L2L and the L2L microarray database. (a) The centerpiece of L2L is the L2L Microarray Database, a collection of published microarray data in the form of lists of genes that are up- or downregulated in some condition. The L2L Microarray Analysis Tool (MAT) is a program that compares those lists with a user's microarray data, and reports statistically significant overlaps. The analysis tool includes a web browser interface, but the L2L application itself can be downloaded and run directly from the command line for batch or customized analyses. Three additional sets of lists, based on the three organizing principles of Gene Ontology, can also be used with the analysis tool. (b) The L2L Microarray Database contains over 350 lists compiled from over 100 selected microarray publications. A wide variety of topics are represented, from chromatin modifications and DNA damage to the immune response and adipocyte differentiation.

Figure 2

L2L uses a simple web-based interface, and generates easy-to-navigate, annotated HTML pages as output. (a) The L2L web interface. (b) The Results summary page displays each list from the database that significantly matched the data, along with links to list annotations and Listmatch pages. (c) An example Listmatch page, which displays all of the probes on a list that match the data, with a variety of annotations and links to Probematch pages. (d) Probematch pages show all of the lists on which a probe is found, with links back to their Listmatch pages. Arrows indicate sample navigation paths between the output pages.

Figure 3

The L2L application sequentially compares each list in the database with the input data, and records the overlap between the two lists of genes. (a) Each list in the database is a list of HUGO symbols. These are first translated to the corresponding microarray probes that represent those genes. Depending on the microarray, some genes on a list are represented by multiple probes and some by none at all. (b) The program finds the intersection between the translated list of probes from the database and the user's list of probes. The results are logged and written to a raw output file. The program then proceeds to the next list in the database. (c) Once all lists in the database have been compared with the user's data, the program creates a set of HTML pages to browse the output.

Figure 4

L2L analysis of gene expression changes in diabetic nephropathy (DN). (a) Three major conclusions of Baelde et al. [36] revisited. L2L finds support for cytoskeletal dysfunction, but no evidence of reduced nucleotide metabolism. Evidence for the central thesis, reduced tissue repair capacity, is mixed. L2L found reduced expression of IGF-binding proteins, suggesting a defect in response to these growth factors. However, L2L also found a correlation between genes repressed by the serum-response and genes downregulated in DN, as well as a correlation between genes upregulated in DN and genes induced by EGF and VEGF - despite reduced expression of VEGF itself in DN kidneys. (b) Three new biological themes in DN found by L2L. 1. Interferon, TNFα, and their associated apoptotic pathways are all downregulated in DN. 2. The hypoxia response is impaired in DN. 3. Pathways associated with adipogenesis and adipocyte function are downregulated in DN. Complete results, along with descriptions and annotations for all lists, can be found on the L2L website [6]. Red or green denote reduced or increased expression, respectively, in DN or in the condition represented by a list.

Figure 5

L2L analysis of gene expression changes in two studies of the ageing human brain.

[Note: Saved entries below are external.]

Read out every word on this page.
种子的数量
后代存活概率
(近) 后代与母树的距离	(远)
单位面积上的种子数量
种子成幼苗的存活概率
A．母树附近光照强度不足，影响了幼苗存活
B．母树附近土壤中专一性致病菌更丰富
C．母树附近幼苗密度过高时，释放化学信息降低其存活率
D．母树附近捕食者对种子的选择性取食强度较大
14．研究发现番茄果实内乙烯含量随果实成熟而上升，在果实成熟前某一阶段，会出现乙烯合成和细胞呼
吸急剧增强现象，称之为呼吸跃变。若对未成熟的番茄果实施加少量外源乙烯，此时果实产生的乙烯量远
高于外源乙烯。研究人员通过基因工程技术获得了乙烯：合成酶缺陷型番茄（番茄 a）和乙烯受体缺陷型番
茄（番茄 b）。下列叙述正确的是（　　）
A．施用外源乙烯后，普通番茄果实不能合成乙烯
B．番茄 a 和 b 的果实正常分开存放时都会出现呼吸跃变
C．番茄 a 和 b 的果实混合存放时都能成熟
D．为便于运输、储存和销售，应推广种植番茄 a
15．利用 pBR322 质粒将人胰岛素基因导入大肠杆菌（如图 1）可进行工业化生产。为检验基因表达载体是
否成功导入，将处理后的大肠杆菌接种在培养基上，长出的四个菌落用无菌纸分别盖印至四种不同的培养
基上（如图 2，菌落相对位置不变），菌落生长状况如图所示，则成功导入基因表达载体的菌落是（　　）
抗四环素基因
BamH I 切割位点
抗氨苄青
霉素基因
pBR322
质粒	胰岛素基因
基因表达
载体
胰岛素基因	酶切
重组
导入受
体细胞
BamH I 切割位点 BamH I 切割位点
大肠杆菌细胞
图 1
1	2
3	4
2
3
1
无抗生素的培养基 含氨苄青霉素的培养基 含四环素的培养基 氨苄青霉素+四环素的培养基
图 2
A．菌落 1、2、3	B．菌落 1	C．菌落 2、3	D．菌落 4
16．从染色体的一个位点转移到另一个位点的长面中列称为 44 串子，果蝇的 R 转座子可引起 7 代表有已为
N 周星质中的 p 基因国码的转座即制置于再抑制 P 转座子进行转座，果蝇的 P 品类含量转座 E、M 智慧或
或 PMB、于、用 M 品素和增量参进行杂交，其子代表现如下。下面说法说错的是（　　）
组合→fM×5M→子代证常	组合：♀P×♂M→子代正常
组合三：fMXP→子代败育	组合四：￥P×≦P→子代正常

Lists of differentially expressed genes from Lu et al. (ageing_brain) [61] and Blalock et al. (alzheimers_disease and alzheimers_incipient) [62] were compared with all ageing-related lists in the L2L Microarray Database, including each other (all data are available on the L2L website [6]). Numbers represent binomial p values for significance of overlap. Green denotes overlap between lists of genes upregulated with ageing; red denotes overlap between lists of genes downregulated with ageing; black denotes overlap between lists of contrary directions; yellow denotes self-self comparisons.